Doppio (Jpmorgan_Chase _ & _ Co)
Doppio (Jpmorgan_Chase _ & _ Co)

di Les EchosInserito il 29 giugno 2021 alle 19:36Aggiornato 29 giu 2021, 19:43

Gli 800 dipendenti che formeranno l’organico previsto per la sede di Parigi alla fine del 2022 rappresentano meno dello 0,4% dei 255.000 dipendenti di JP Morgan nel mondo.

Ma è la dinamica che conta per il mercato francese. Attirare più professionisti dalla più grande banca statunitense per capitalizzazione di mercato è inevitabilmente una buona notizia.

E viceversa, per l’azienda guidata da Jamie Dimon, è necessario adattarsi all’ambiente post-Brexit del Vecchio Continente, nelle migliori condizioni possibili, come stanno facendo i suoi grandi rivali americani, tutti in gran forma a giudicare da la restituzione delle prelibatezze ai propri azionisti.
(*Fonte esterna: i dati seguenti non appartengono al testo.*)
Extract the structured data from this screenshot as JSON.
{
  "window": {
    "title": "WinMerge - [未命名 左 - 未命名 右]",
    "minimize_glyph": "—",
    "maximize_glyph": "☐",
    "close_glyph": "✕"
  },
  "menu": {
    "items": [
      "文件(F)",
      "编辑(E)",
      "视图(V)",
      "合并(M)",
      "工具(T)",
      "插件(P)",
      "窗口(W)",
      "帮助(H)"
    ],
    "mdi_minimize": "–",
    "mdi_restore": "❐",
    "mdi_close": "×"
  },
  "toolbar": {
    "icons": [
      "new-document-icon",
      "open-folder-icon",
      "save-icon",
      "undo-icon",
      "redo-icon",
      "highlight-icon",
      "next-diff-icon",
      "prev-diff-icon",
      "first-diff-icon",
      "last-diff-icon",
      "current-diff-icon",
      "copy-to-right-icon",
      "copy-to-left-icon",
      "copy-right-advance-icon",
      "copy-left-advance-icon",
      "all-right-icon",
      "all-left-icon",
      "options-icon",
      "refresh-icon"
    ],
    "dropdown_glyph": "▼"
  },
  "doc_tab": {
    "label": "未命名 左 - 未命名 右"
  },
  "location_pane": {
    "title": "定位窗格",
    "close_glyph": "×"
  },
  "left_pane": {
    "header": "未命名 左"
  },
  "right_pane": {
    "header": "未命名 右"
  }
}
Perché l’erede di John Pierpont Morgan è riuscita a rimanere la più grande banca di investimento al mondo, davanti a Goldman Sachs. La sua quota di mercato in quest’area è salita, secondo le sue stesse stime, dal 7,9% al 9,2% tra il 2016 e il 2020, segno che è riuscita nelle giuste sequenze dopo essere uscita più forte dalla crisi dei mutui.

Regolamentazione e complessità

Sono finiti i giorni, nel gennaio 2015, in cui Wall Street si chiedeva se questo gigante finanziario diversificato non dovesse essere fatto a pezzi, per superare il peso della regolamentazione e la complessità dell’organizzazione.

Queste attività di mercato e di finanziamento sono tanto più apprezzate dagli investitori globali in quanto il contesto dei tassi di interesse non facilita il compito di altre imprese.